Hess Is More
80 Years
Label: Edition Records
Genre: Freestyle / Nu Jazz / Funk / Afro
Availability
- CD €15.99 Dispatched within 5-10 working days
Let’s recap! Hess Is More first flickered to life more than a dozen years ago in Copenhagen, where drummer and singer Mikkel Hess had recently graduated from the Royal Danish Academy of Music. After spending his young life steeped in jazz, Mikkel greeted adulthood by falling under the sway of pop. From its first rumblings, Hess Is More reveled in the simple pleasures of pop music—all juicy dance beats and whistled jingles—while never abandoning the perspective of an art- damaged jazz act. In time, Mikkel relocated to New York.

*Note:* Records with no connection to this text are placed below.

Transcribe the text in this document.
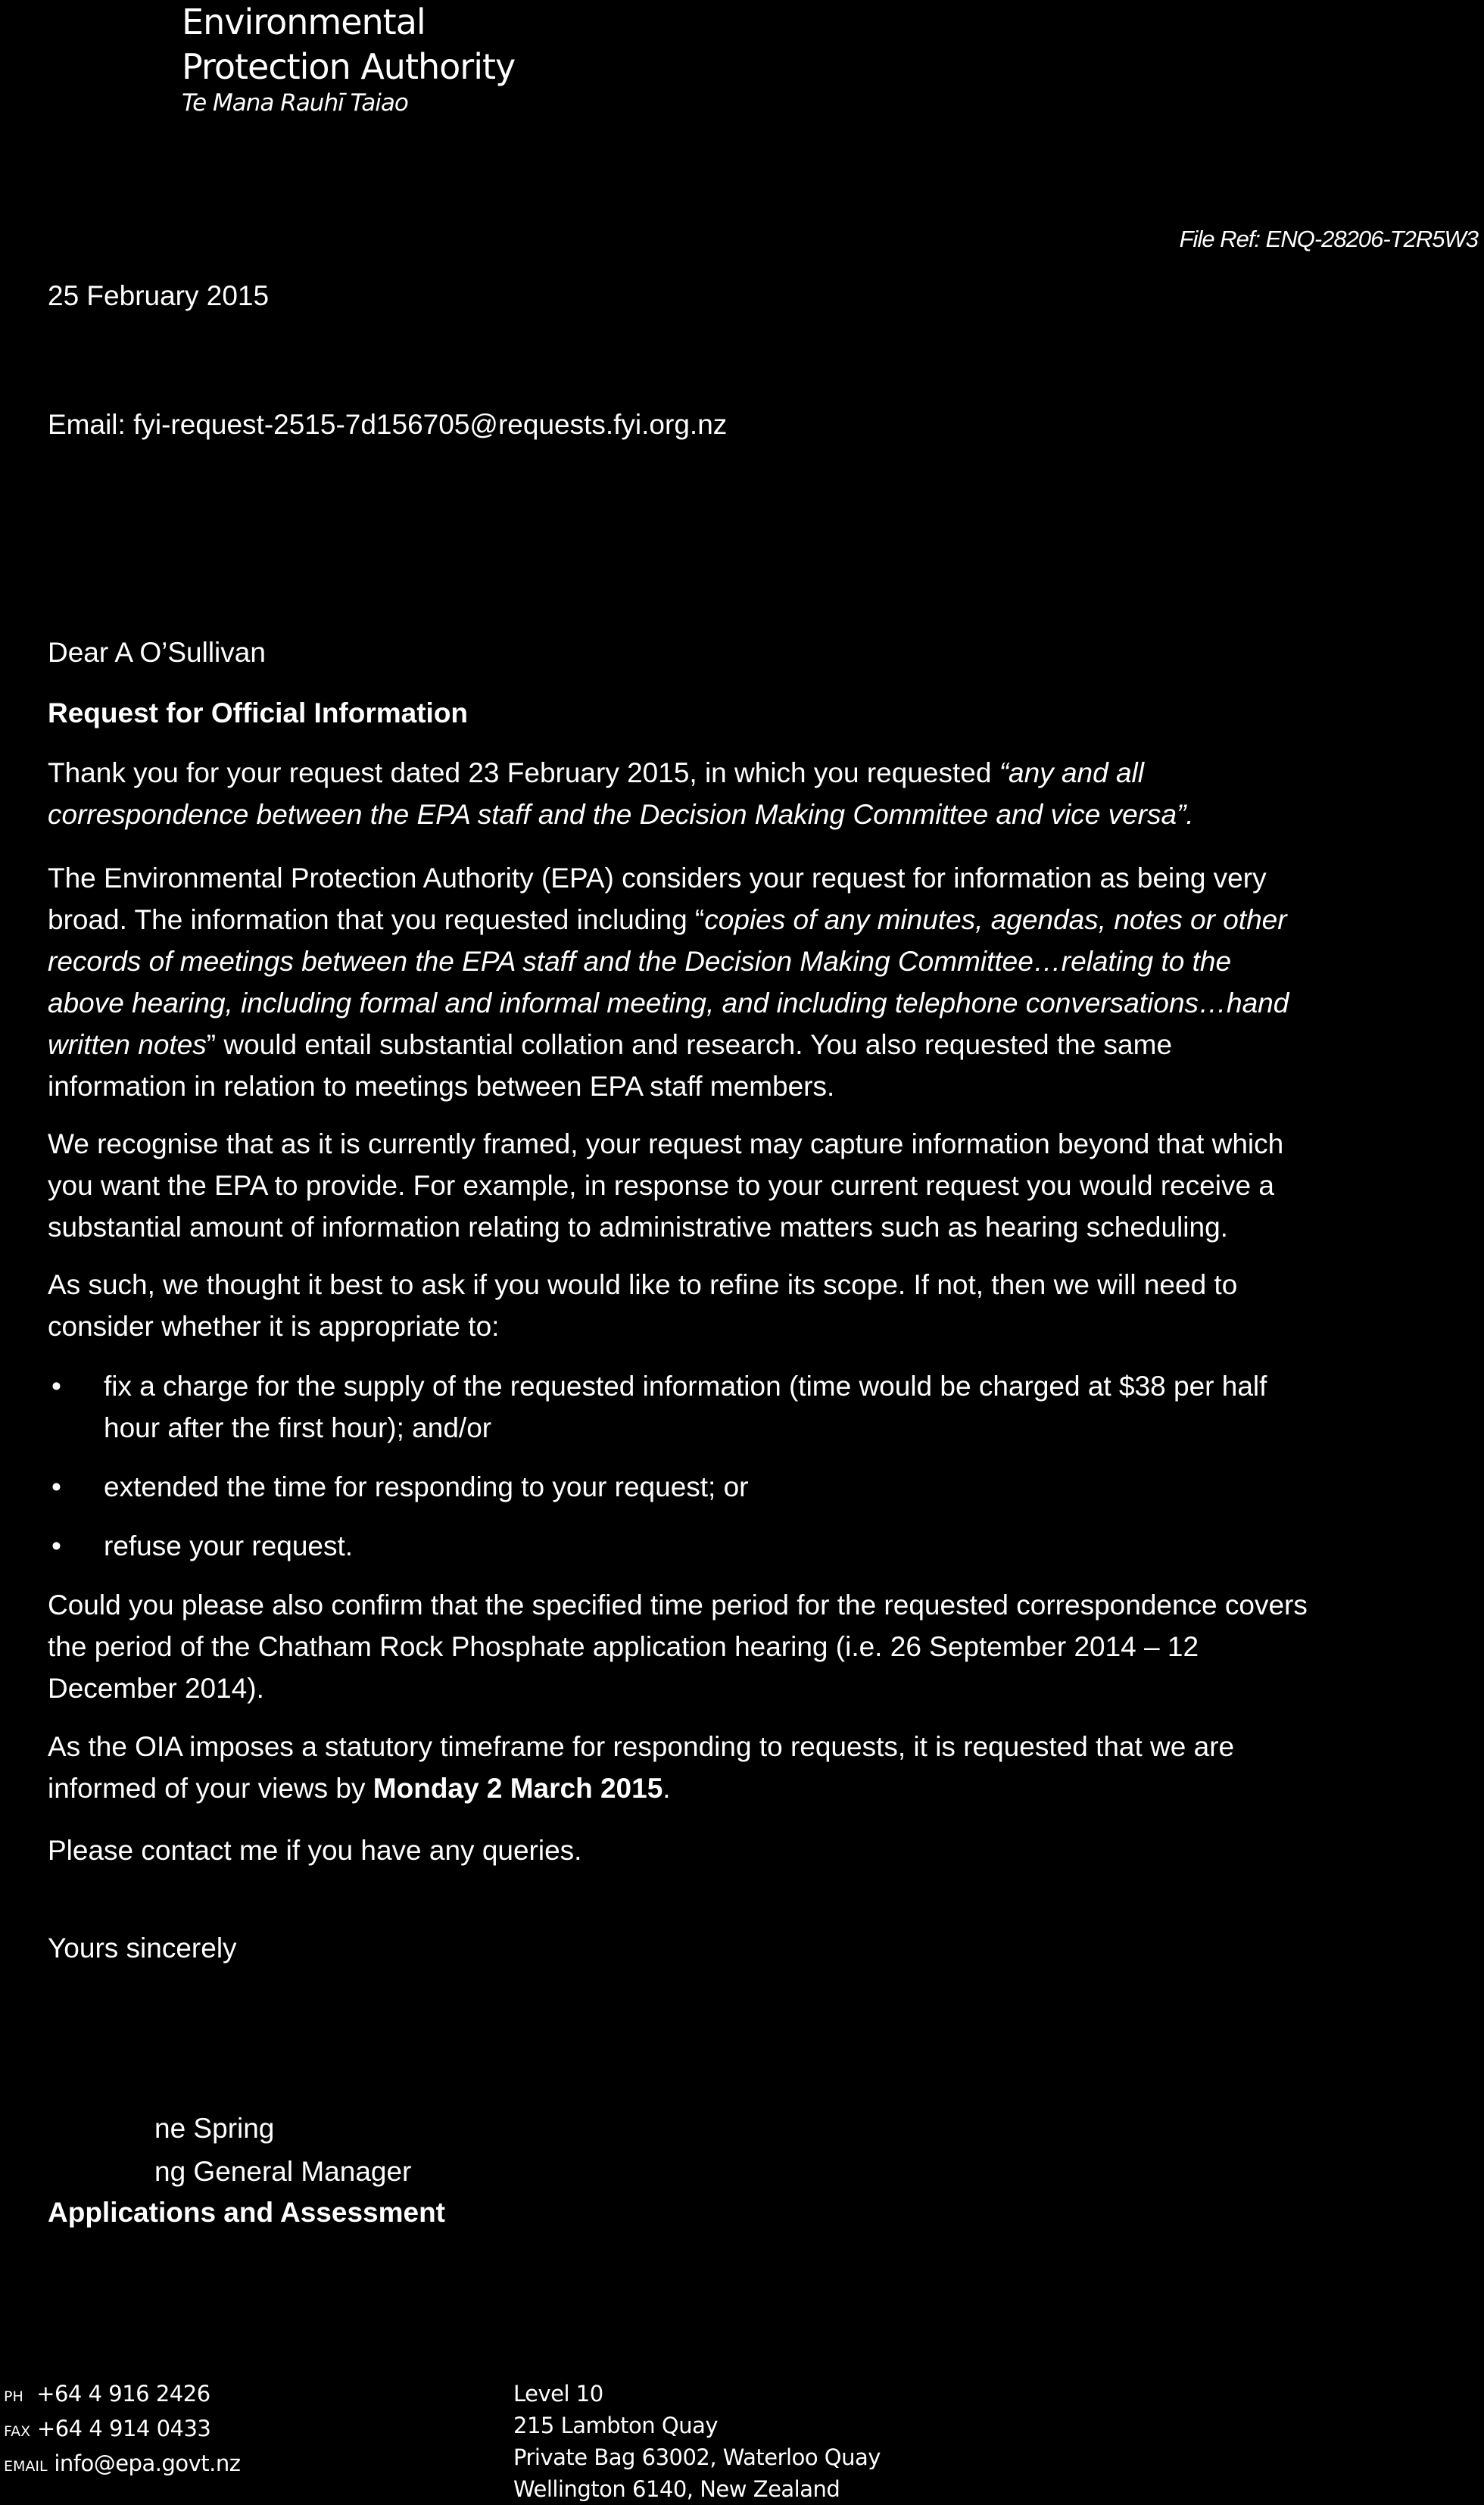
Environmental
Protection Authority
Te Mana Rauhī Taiao
File Ref: ENQ-28206-T2R5W3
25 February 2015
Email: fyi-request-2515-7d156705@requests.fyi.org.nz
Dear A O’Sullivan
Request for Official Information
Thank you for your request dated 23 February 2015, in which you requested “any and all
correspondence between the EPA staff and the Decision Making Committee and vice versa”.
The Environmental Protection Authority (EPA) considers your request for information as being very
broad. The information that you requested including “copies of any minutes, agendas, notes or other
records of meetings between the EPA staff and the Decision Making Committee…relating to the
above hearing, including formal and informal meeting, and including telephone conversations…hand
written notes” would entail substantial collation and research. You also requested the same
information in relation to meetings between EPA staff members.
We recognise that as it is currently framed, your request may capture information beyond that which
you want the EPA to provide. For example, in response to your current request you would receive a
substantial amount of information relating to administrative matters such as hearing scheduling.
As such, we thought it best to ask if you would like to refine its scope. If not, then we will need to
consider whether it is appropriate to:
• fix a charge for the supply of the requested information (time would be charged at $38 per half
hour after the first hour); and/or
• extended the time for responding to your request; or
• refuse your request.
Could you please also confirm that the specified time period for the requested correspondence covers
the period of the Chatham Rock Phosphate application hearing (i.e. 26 September 2014 – 12
December 2014).
As the OIA imposes a statutory timeframe for responding to requests, it is requested that we are
informed of your views by Monday 2 March 2015.
Please contact me if you have any queries.
Yours sincerely
ne Spring
ng General Manager
Applications and Assessment
PH +64 4 916 2426
FAX +64 4 914 0433
EMAIL info@epa.govt.nz
Level 10
215 Lambton Quay
Private Bag 63002, Waterloo Quay
Wellington 6140, New Zealand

Hess Is More had long featured the drummer and a revolving cast, yet in the city a dynamic band slowly gelled. It is the type of project impossible to conceive outside the boundaries of New York City, with members hailing from far-flung corners, both geographic and stylistic. Rasmus Bille Bähncke, Hess’s studio lieutenant and fellow Dane, is a pop savant whose production has guided the world’s Mileys and Aikens. Matthew Parker is an American jazzman, his saxophone solos floating through the band’s songs like apparitions. Lifelong New Yorkers Pavel Kogan-Liakhov (guitar) and W. Andrew Raposo (bass) are pedigreed dance/rock musicians, the latter responsible for the tasteful label Concierge Records. Dublin native David Mason, when not playing electric drums with Hess, performs retro-futurist electronic music as Listening Center. Nikolaj Hess (an established jazz pianist and Mikkel’s big brother) and Daniel Nentwig (of Berlin’s the Whitest Boy Alive ) contribute keyboards. In concert, the band encircles Mikkel as he drums and sings. Encountering a frontman drummer in a rock club is an unexpected sight, but this is no shtick: Hess Is More is, in effect, a drummer-led jazz band that happens to play a bastardized form of rock music.
To pick up a Hess Is More record from a few years back was to encounter an avant-garde pop band with its emphasis tilted toward the latter category. Songs were contained—three or four tidy minutes—and very much stamped by the studio. One song became a bona fide hit in Russia after a popular exotic dancer, immune to the lyrics’ ironic tilt, employed it in a web video. 80 Years is a different beast. Songs sprawl out to nine, ten, even twenty minutes. As with the album’s predecessor and companion piece, 2014’s My Head Is a Ballroom , the record is a resounding band effort, with each musician scattering his fingerprints across Hess’s wondrous melodies. “It’s Backwards No Matter What I Do,” which dominates the album’s b-side and runs about as long as a Seinfeld episode, features a veritable album’s worth of solos and moods. Perhaps even more adventurous and unexpected are the album’s short songs: “Recollection of 80 Years,” a surprise trumpet solo by guest star Tom Harrell that would sound at home on a jazz record, and “You May,” the Eno-esque lullaby at the LP’s conclusion.
Throughout, the band sounds like itself and only itself. This music is never weird but always unique. It will move the sedentary to dance and the pitiless to weep. It is music created by men with experienced hands and young souls, rooted in their respective traditions but eager to break any rules that stand before them.